I run something like this automatically in my editor whenever I accept a generated code block. It catches the most common local LLM failure — confidently calling functions or methods that don't exist on an object. mypy is particularly good at catching these.

When to Bail: Know the Limits

Even with all these fixes, local LLMs have hard limits you should respect:

Multi-file refactoring: Needs too much context. Don't even try.
Debugging complex runtime errors: The model needs to understand state, call stacks, and timing. It won't.
Anything requiring up-to-date API knowledge: If the library was updated after the model's training cutoff, you'll get plausible-looking code for an API version that no longer exists.
Generating tests for complex business logic: The model doesn't understand your domain. It'll write tests that pass but test nothing meaningful.
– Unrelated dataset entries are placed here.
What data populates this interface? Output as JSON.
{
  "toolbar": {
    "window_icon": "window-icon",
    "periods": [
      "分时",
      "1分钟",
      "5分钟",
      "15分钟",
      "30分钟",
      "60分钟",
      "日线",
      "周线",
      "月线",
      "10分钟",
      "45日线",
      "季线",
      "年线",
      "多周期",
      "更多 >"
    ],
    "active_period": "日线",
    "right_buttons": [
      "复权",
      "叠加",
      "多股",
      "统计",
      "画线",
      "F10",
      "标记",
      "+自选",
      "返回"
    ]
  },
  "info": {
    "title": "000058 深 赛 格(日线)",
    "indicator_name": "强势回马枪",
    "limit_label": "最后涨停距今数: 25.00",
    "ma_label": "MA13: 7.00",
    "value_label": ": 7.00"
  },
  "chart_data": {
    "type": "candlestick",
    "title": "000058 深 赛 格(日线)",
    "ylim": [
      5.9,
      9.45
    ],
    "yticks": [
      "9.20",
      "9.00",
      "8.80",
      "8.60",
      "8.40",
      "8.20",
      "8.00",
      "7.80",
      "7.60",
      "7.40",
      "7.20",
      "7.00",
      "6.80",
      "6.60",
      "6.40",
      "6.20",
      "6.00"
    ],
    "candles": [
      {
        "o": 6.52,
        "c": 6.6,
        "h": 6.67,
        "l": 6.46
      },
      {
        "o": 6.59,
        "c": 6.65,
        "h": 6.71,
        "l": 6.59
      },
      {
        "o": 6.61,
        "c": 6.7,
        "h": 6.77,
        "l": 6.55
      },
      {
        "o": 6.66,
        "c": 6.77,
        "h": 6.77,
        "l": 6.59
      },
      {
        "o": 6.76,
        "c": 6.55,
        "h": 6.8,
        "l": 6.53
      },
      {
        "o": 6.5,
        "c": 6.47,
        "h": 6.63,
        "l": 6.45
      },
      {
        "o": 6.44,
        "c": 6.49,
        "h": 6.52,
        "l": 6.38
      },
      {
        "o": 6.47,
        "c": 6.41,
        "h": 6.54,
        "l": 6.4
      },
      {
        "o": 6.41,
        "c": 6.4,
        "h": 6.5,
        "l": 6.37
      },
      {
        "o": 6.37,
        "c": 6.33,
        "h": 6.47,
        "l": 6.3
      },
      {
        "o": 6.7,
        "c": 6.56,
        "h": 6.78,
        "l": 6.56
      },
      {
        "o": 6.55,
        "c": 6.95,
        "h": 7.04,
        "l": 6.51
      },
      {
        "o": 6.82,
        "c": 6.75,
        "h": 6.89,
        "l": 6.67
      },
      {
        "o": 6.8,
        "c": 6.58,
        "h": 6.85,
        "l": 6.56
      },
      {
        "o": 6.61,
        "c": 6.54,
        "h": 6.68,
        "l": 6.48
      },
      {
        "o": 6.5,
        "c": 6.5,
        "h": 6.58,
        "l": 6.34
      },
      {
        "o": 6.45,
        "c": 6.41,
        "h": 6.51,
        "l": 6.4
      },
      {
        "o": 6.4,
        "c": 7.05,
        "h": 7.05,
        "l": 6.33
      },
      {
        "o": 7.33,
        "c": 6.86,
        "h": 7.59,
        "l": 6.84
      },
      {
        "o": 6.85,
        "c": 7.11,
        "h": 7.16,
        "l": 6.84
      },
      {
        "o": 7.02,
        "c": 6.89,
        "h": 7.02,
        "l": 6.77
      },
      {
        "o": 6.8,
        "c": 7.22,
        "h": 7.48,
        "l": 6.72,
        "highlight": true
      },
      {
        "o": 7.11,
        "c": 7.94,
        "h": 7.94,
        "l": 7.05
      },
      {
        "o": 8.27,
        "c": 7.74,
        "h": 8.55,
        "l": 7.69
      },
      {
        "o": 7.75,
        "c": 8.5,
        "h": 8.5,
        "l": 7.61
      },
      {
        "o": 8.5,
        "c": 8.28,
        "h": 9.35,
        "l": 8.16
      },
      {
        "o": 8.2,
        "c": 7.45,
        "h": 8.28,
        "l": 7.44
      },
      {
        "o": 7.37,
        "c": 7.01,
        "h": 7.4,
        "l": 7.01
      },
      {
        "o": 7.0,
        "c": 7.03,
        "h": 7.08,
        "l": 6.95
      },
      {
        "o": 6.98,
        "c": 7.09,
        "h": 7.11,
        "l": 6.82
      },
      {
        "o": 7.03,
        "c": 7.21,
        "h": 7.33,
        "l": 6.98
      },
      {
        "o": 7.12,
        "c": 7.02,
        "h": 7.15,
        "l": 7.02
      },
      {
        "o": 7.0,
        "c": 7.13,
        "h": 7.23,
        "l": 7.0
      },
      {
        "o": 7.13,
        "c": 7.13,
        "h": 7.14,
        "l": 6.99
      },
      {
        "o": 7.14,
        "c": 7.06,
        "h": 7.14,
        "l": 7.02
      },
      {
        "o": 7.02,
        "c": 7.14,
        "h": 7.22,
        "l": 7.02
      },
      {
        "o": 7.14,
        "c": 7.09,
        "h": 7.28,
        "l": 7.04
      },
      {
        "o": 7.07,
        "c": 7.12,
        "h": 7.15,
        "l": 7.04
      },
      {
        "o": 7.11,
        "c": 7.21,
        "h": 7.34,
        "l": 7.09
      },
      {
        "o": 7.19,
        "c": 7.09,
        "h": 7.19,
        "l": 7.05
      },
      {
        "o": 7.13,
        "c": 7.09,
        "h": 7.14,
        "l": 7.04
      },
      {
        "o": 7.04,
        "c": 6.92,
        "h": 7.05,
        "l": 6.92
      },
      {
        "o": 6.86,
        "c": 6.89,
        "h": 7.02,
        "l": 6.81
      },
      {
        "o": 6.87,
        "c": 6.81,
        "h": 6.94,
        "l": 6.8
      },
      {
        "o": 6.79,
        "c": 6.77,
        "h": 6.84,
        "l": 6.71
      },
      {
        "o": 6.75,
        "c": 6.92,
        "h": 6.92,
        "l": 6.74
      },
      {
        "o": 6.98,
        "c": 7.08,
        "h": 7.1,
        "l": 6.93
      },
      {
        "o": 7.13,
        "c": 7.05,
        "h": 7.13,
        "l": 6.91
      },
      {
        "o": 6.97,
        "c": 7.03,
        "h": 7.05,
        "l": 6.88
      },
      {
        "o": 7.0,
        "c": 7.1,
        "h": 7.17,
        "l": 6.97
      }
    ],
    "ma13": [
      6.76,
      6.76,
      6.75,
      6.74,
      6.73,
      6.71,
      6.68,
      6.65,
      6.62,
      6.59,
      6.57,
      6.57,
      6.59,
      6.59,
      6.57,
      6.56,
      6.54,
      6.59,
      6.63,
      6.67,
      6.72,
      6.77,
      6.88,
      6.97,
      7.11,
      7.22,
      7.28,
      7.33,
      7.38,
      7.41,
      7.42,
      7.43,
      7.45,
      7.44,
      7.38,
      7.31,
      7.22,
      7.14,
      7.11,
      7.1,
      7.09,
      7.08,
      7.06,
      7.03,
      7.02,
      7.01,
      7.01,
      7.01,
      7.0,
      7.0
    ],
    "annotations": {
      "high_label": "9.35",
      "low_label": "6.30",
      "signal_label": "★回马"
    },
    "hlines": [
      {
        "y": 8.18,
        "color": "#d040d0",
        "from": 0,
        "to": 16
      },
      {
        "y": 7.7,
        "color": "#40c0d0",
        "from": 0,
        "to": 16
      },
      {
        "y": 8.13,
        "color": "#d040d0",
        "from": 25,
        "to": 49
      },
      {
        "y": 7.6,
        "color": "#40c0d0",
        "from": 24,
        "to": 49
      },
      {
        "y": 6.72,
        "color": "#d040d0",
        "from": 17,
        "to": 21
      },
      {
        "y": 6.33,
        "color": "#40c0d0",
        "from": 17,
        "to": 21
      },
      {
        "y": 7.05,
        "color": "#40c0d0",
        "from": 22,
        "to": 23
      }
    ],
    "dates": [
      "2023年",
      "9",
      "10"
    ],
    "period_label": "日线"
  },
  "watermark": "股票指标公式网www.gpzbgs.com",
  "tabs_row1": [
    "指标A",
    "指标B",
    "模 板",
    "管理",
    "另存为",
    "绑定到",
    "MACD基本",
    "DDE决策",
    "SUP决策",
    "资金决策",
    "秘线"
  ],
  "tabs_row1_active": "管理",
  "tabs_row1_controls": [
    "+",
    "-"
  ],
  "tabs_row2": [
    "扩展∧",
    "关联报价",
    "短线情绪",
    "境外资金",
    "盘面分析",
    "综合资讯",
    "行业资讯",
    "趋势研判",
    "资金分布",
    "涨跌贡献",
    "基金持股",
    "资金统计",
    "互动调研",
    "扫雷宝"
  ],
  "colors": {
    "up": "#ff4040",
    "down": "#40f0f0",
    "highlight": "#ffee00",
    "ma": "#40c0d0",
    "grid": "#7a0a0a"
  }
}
For these tasks, you're better off using local models for smaller subtasks — generate a single function, write a type definition, convert a data structure — and doing the architectural thinking yourself.

The Honest Summary

Local LLMs for coding aren't useless. They're just unforgiving. You can't use them the way you'd use a cloud model — fire off a vague prompt and get back working code. You need to pick specialized models, preserve quantization quality, write precise prompts, use FIM for inline completion, and validate everything.

Is it more work? Yeah. But you get offline capability, complete privacy, zero API costs, and — once you dial it in — a surprisingly capable coding assistant that runs on hardware you already own.

The trick is matching the tool to the task. Use local models for the 80% of coding work that's pattern-matching and boilerplate. Keep your judgment for the 20% that requires actual understanding.

Top comments (1)

david duymelinck • Apr 29 • Edited

When I read the prompt I was thinking, how many keystrokes are you saving?
It looks like it takes as much time to describe the function you want to generate than to write the code yourself?

I'm wondering if you could get away with just

Create a function with the signature: `def parse_csv(filepath: str) -> list[dict[str, str]]`.

read following files as guidance:

- dependencies/python.md
- dependencies/csv.md
- errorHandling/files.md

Basically I took the idea of skills but made it more explicit, instead of letting an agent decide what to read and what not.
As I see it most skills contain too much information anyway.

The prompt is a bit shorter, and the information can be reused.